Women’s reproductive rights
rally encourages
community involvement
By KEVIN LIMITI • Special to www.AllOTSEGO.com
ONEONTA — About 100 people gathered in Muller Plaza at a rally for women’s reproductive rights Saturday, Oct. 2.
The rally coincided with the Women’s March happening across the country as thousands marched in support of Roe v. Wade.
The event featured music and speakers as well as pizza and lemonade.
The looming issue throughout the rally was the harsh Texas anti-abortion laws barring abortions at six weeks and offering bounties to anyone who turns in a person who had an abortion or assisted with one.
Marti Swords-Horrell, a minister at the First United Methodist Church, said she has been a minister for 39 years and came out in support of reproductive health.
“We believe in social principles on every topic you could think of,” Swords-Horrell said on the stance of their church, stating that birth control and abortions “should be available to everyone no matter if you’re rich or poor.”
“It shouldn’t be dependent on anyone else,” Swords-Horrell said.
Diandra Sangetti-Daniels organized the rally in partnership with Family Planning and said she thought it was important the community be involved in issues such as women’s rights.
“Women’s rights have been up for grabs,” Sangetti-Daniels said. While acknowledging New York is a “progressive state,” it was important to her that people “stay informed” and “stay active,” she said
“It all started with Donald Trump stacking the Supreme Court with anti-abortion judges,” Sangetti-Daniels said.
Sangetti-Daniels’ high school friend at Oneonta High School, Moppy, opened the event with their singer-songwriter work on an electric guitar.
Chip Northrup of Dallas, Texas, and Cooperstown, was at the rally and spoke about some of the historical significance of abortion laws.
“I think the law is ridiculous,” Northrup told AllOtsego.com prior to his speech on the anti-abortion laws in his home state. “It’s not just unconstitutional, it’s absurd. It’s like a prank.”
Northrup also called the law a “gigantic publicity stunt” and “embarrassing.”
Amber Townsend-Diaz gave a heart wrenching speech about her experience with having a child pass away and the purpose of late-term abortions for such situations.
“Late term abortions aren’t done by evil cackling doctors,” Townsend-Diaz said, who explained that late-term abortions are “done for the baby who will only know pain in their short life.”
Townsend-Diaz said, in anti-abortion states “I would’ve had to wait until my life was in danger before I can terminate the pregnancy” or “jailed just for something that is normally, but sadly, a part of life.”
Kasia Swift, a community educator for Family Planning, talked about her experience with a 19 year old friend who she referred to as “Lucy” who had an unplanned and unwanted pregnancy, which she felt she handled in some ways “very well and other things not so great.”
“I did not understand how common and how safe and how important abortions are,” Swift said. She described her own experience of wanting to have a family and realized this was not the same for everybody.

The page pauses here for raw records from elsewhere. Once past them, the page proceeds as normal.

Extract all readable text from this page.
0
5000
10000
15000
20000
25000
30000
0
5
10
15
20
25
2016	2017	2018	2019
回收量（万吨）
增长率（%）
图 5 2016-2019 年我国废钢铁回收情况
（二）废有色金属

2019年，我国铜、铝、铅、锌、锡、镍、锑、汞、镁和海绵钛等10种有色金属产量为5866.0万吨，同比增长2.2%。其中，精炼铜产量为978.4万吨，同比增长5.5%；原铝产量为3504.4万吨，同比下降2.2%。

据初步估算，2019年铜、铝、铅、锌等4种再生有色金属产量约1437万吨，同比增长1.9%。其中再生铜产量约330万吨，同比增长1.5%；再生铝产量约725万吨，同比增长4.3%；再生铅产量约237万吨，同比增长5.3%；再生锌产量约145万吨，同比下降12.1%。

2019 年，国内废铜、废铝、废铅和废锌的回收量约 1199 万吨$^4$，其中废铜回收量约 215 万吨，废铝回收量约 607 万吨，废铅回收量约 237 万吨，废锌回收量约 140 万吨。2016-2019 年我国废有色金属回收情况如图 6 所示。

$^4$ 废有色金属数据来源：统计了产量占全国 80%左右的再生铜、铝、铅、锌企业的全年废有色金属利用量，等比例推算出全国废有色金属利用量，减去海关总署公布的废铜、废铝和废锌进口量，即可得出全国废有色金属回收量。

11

“I forgot that not everybody wanted that and it became clear that this was not a moment of celebration,” Swift said.
Swift, who tabled for Family Planning prior to the rally, giving out condoms and information on birth control, offered advice on how to be supportive to someone who had an unintended and unwanted pregnancy.

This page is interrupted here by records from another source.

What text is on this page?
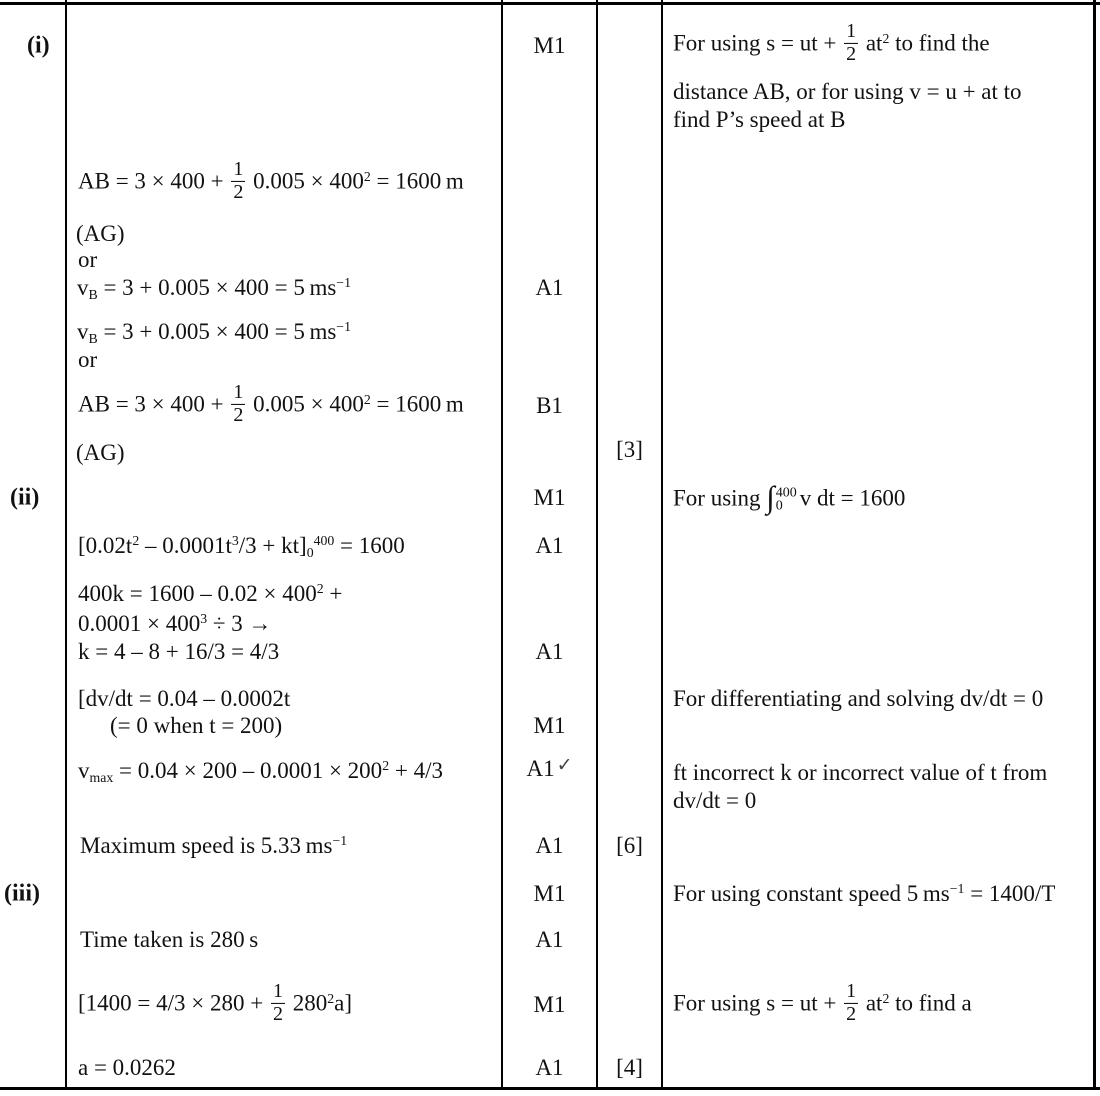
(i)
(ii)
(iii)
AB = $3 \times 400 + \frac{1}{2} 0.005 \times 400^2 = 1600$ m
(AG)
or
$v_B = 3 + 0.005 \times 400 = 5$ $ms^{-1}$
$v_B = 3 + 0.005 \times 400 = 5$ $ms^{-1}$
or
AB = $3 \times 400 + \frac{1}{2} 0.005 \times 400^2 = 1600$ m
(AG)
$[0.02t^2 - 0.0001t^3/3 + kt]_0^{400} = 1600$
$400k = 1600 - 0.02 \times 400^2$ +
$0.0001 \times 400^3 \div 3$ →
k = 4 – 8 + 16/3 = 4/3
[dv/dt = 0.04 – 0.0002t
(= 0 when t = 200)
$v_{max} = 0.04 \times 200 - 0.0001 \times 200^2 + 4/3$
Maximum speed is 5.33 $ms^{-1}$
Time taken is 280 s
$[1400 = 4/3 \times 280 + \frac{1}{2} 280^2a]$
a = 0.0262
M1
A1
B1
M1
A1
A1
M1
A1 ✓
A1
M1
A1
M1
A1
[3]
[6]
[4]
For using s = ut + $\frac{1}{2} at^2$ to find the
distance AB, or for using v = u + at to
find P’s speed at B
For using ∫ 400
0 v dt = 1600
For differentiating and solving dv/dt = 0
ft incorrect k or incorrect value of t from
dv/dt = 0
For using constant speed 5 $ms^{-1} = 1400/T$
For using s = ut + $\frac{1}{2} at^2$ to find a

“When someone is facing an unintended pregnancy, that is not a time for lectures,” Swift said. “That moment is just to listen, hold that space with her, listen to what she said and needed and wanted.”
Swift said her role in that moment “was for me to be open to her choice” after she made the decision of what she wanted to do.
Swift said the process “helped unlearn a lot of misinformation” about abortions. She emphasized there was “no evidence” abortions affected a women’s mental health and abortion laws “only increased the amount of unsafe and fatal abortions.”
Swift said Lucy was relieved after the procedure and was able to study abroad and do all the things she wanted to do. It became “not secret, but just something that happened.” She contrasted that with her own decision to have a family after her own unintended pregnancy.
Swift’s advice was “you trust the decision they make is the right one for them and you give them a whole lot of respect.”
Debra Marcus, CEO of Family Planning, encouraged people at the rally to register to vote and become involved in local and national politics, as well as consuming legitimate and varied news sources.
“Make it clear that there will be consequences at the voting booth,” Marcus said. “Politics is the art of the possible and all these steps are very possible.”
Mayor Gary Herzig, along with mayoral candidate and common councilmember Mark Drnek, D-Eighth Ward, were on hand watching the event.
“I’m old enough to remember before Roe V. Wade,” Herzig said to AllOtsego.com. “Young women getting backroom abortions and dying from it. We don’t want to go back to those days.”